Regions with significant populations
- United States ( California)

Languages
- English, formerly Karkin

Religion
- Traditional tribal religion

= Karkin people =

Division of the Ohlone people of Northern California

The Karkin people (also called Los Carquines in Spanish) are one of eight Ohlone peoples, Indigenous peoples of California.

==History==

The Karkin people have historically lived in the Carquinez Strait region in the northeast portion of the San Francisco Bay estuary. They spoke the Karkin language, the only documentation of which is a single vocabulary obtained by linguist-missionary Felipe Arroyo de la Cuesta at Mission Dolores in 1821 from Karkin speaker Mariano Antonio Sagnegse. According to de la Cuesta, karkin means 'to trade.' Although meager, the records of Karkin show that it constituted a distinct branch of Costanoan/Ohlone, strikingly different from the neighboring Chochenyo and other Ohlone languages spoken farther south and across the bay. It is believed that there were about 200 Karkin speakers before colonization.

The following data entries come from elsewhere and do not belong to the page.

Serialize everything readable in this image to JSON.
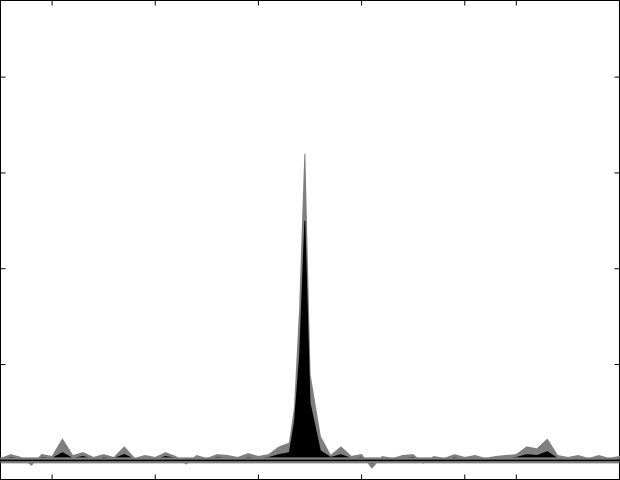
{
  "chart_data": {
    "type": "area",
    "title": "",
    "xlabel": "",
    "ylabel": "",
    "xlim": [
      0,
      120
    ],
    "ylim": [
      -0.2,
      4.8
    ],
    "x_ticks": [
      10,
      30,
      50,
      70,
      90,
      100
    ],
    "y_ticks": [
      0,
      1,
      2,
      3,
      4
    ],
    "grid": false,
    "legend": "none",
    "baseline": 0,
    "x": [
      0,
      2,
      4,
      6,
      8,
      10,
      12,
      14,
      16,
      18,
      20,
      22,
      24,
      26,
      28,
      30,
      32,
      34,
      36,
      38,
      40,
      42,
      44,
      46,
      48,
      50,
      52,
      54,
      56,
      57,
      58,
      59,
      60,
      62,
      64,
      66,
      68,
      70,
      72,
      74,
      76,
      78,
      80,
      82,
      84,
      86,
      88,
      90,
      92,
      94,
      96,
      98,
      100,
      102,
      104,
      106,
      108,
      110,
      112,
      114,
      116,
      118,
      120
    ],
    "series": [
      {
        "values": [
          0.02,
          0.06,
          0.03,
          -0.05,
          0.06,
          0.04,
          0.22,
          0.05,
          0.08,
          0.03,
          0.06,
          0.03,
          0.14,
          0.02,
          0.05,
          0.03,
          0.08,
          0.04,
          -0.04,
          0.05,
          0.02,
          0.06,
          0.05,
          0.03,
          0.07,
          0.04,
          0.06,
          0.14,
          0.18,
          0.55,
          1.6,
          3.2,
          0.9,
          0.25,
          0.05,
          0.14,
          0.04,
          0.06,
          -0.08,
          0.04,
          0.02,
          0.05,
          0.06,
          -0.03,
          0.04,
          0.02,
          0.06,
          0.03,
          0.05,
          0.02,
          0.04,
          0.05,
          0.06,
          0.14,
          0.12,
          0.22,
          0.05,
          0.03,
          0.05,
          0.02,
          0.05,
          0.02,
          0.04
        ],
        "color": "#7f7f7f"
      },
      {
        "values": [
          0.01,
          0.03,
          0.02,
          -0.02,
          0.03,
          0.02,
          0.08,
          0.02,
          0.04,
          0.01,
          0.03,
          0.02,
          0.06,
          0.01,
          0.02,
          0.01,
          0.04,
          0.02,
          -0.02,
          0.02,
          0.01,
          0.03,
          0.02,
          0.01,
          0.03,
          0.02,
          0.03,
          0.06,
          0.08,
          0.4,
          1.1,
          2.5,
          0.6,
          0.1,
          0.03,
          0.06,
          0.02,
          0.03,
          -0.03,
          0.02,
          0.01,
          0.02,
          0.03,
          -0.01,
          0.02,
          0.01,
          0.03,
          0.01,
          0.02,
          0.01,
          0.02,
          0.02,
          0.03,
          0.06,
          0.05,
          0.09,
          0.02,
          0.01,
          0.02,
          0.01,
          0.02,
          0.01,
          0.02
        ],
        "color": "#000000"
      }
    ]
  }
}
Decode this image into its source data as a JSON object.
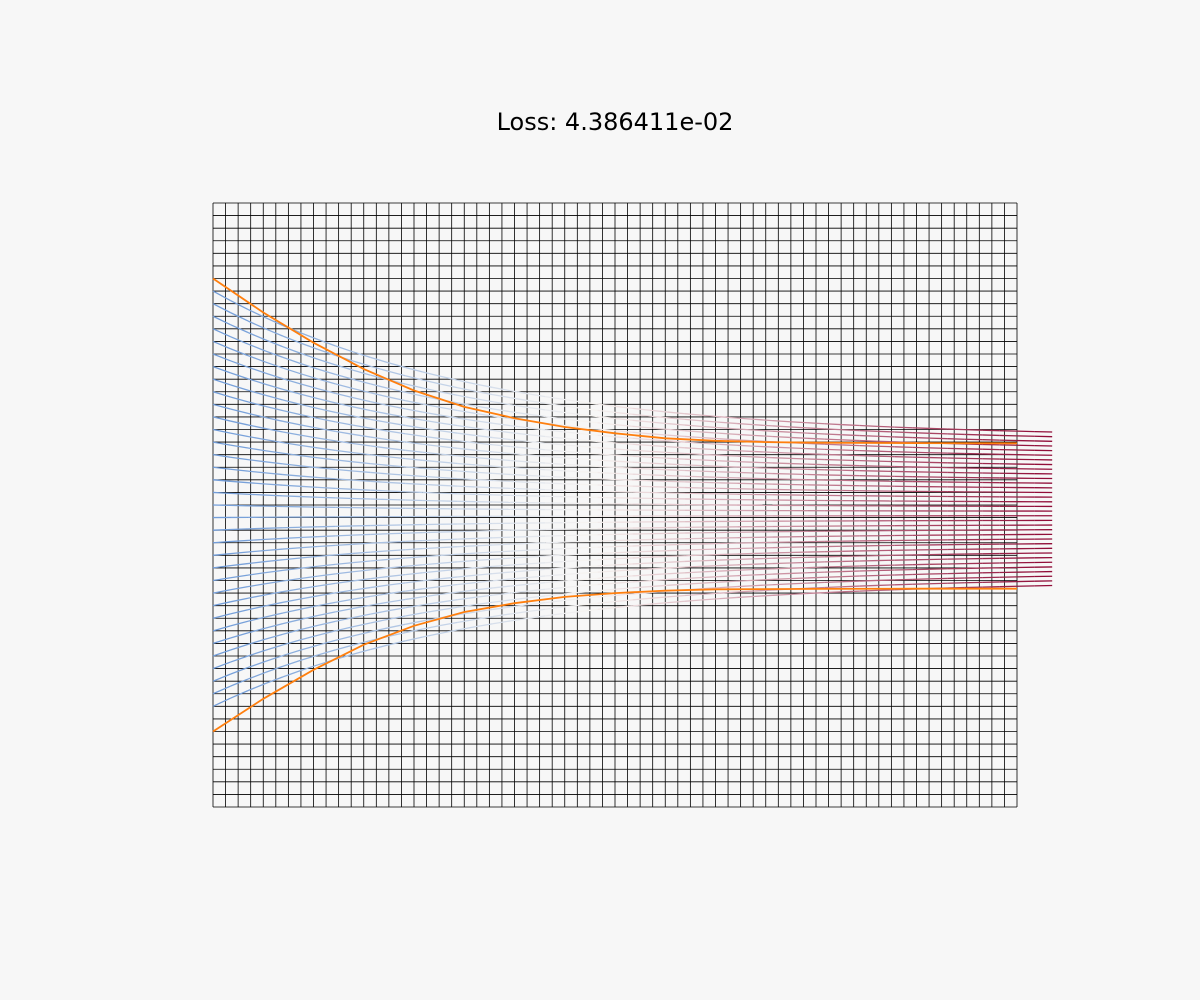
{
  "chart_data": {
    "type": "line",
    "title": "Loss: 4.386411e-02",
    "xlabel": "",
    "ylabel": "",
    "xlim": [
      0,
      64
    ],
    "ylim": [
      0,
      48
    ],
    "grid": true,
    "grid_columns": 64,
    "grid_rows": 48,
    "axes_visible": false,
    "colors": {
      "background": "#f7f7f7",
      "grid": "#000000",
      "boundary": "#ff7f0e",
      "trajectory_start": "#6f9bd8",
      "trajectory_mid": "#f7f4f1",
      "trajectory_end": "#8f0a35"
    },
    "boundary_curves": [
      {
        "side": "upper",
        "points": [
          [
            0,
            42
          ],
          [
            4,
            39.3
          ],
          [
            8,
            36.9
          ],
          [
            12,
            34.8
          ],
          [
            16,
            33.1
          ],
          [
            20,
            31.8
          ],
          [
            24,
            30.9
          ],
          [
            28,
            30.2
          ],
          [
            32,
            29.7
          ],
          [
            36,
            29.3
          ],
          [
            40,
            29.1
          ],
          [
            44,
            29.0
          ],
          [
            48,
            28.95
          ],
          [
            56,
            28.92
          ],
          [
            64,
            28.9
          ]
        ]
      },
      {
        "side": "lower",
        "points": [
          [
            0,
            6
          ],
          [
            4,
            8.6
          ],
          [
            8,
            10.9
          ],
          [
            12,
            12.9
          ],
          [
            16,
            14.4
          ],
          [
            20,
            15.5
          ],
          [
            24,
            16.2
          ],
          [
            28,
            16.7
          ],
          [
            32,
            17.0
          ],
          [
            36,
            17.2
          ],
          [
            40,
            17.3
          ],
          [
            48,
            17.33
          ],
          [
            56,
            17.35
          ],
          [
            64,
            17.35
          ]
        ]
      }
    ],
    "trajectories": {
      "count": 34,
      "x_start": 0,
      "x_end": 66.8,
      "y_start_range": [
        8.0,
        41.0
      ],
      "y_end_range": [
        17.6,
        29.8
      ]
    }
  }
}
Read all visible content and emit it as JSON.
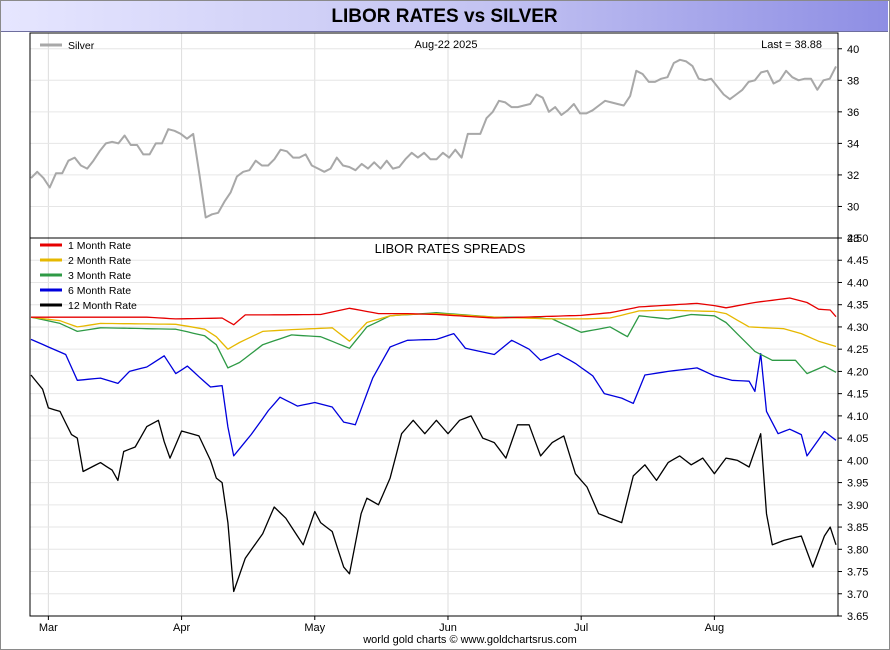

Starting in 1787, some Karkin people began moving to Mission Dolores in present-day San Francisco. In 1804 and 1807, Karkins resisted attempts by Mission Indians to recapture fugitive Indians who had escaped the mission. The last Karkins moved to the mission between 1809 and 1810. At the end of 1817, 49 Karkins were living at Mission Dolores. By the end of 1823, 35 Karkin people lived at Mission Dolores, Mission San Francisco Solano, and Mission San Jose, seven of whom had been born in the missions.

In 1925, Alfred Kroeber, then director of the Hearst Museum of Anthropology, declared the Ohlone extinct, which directly led to its losing federal recognition and land rights.

The Confederated Villages of Lisjan is a tribe made up of Karkin and six other neighboring indigenous groups.

Corrina Gould is a Karkin and Chochenyo activist who co-founded Indian People Organizing for Change and the Sogorea Te’ Land Trust, and is the spokesperson for the Confederated Villages of Lisjan.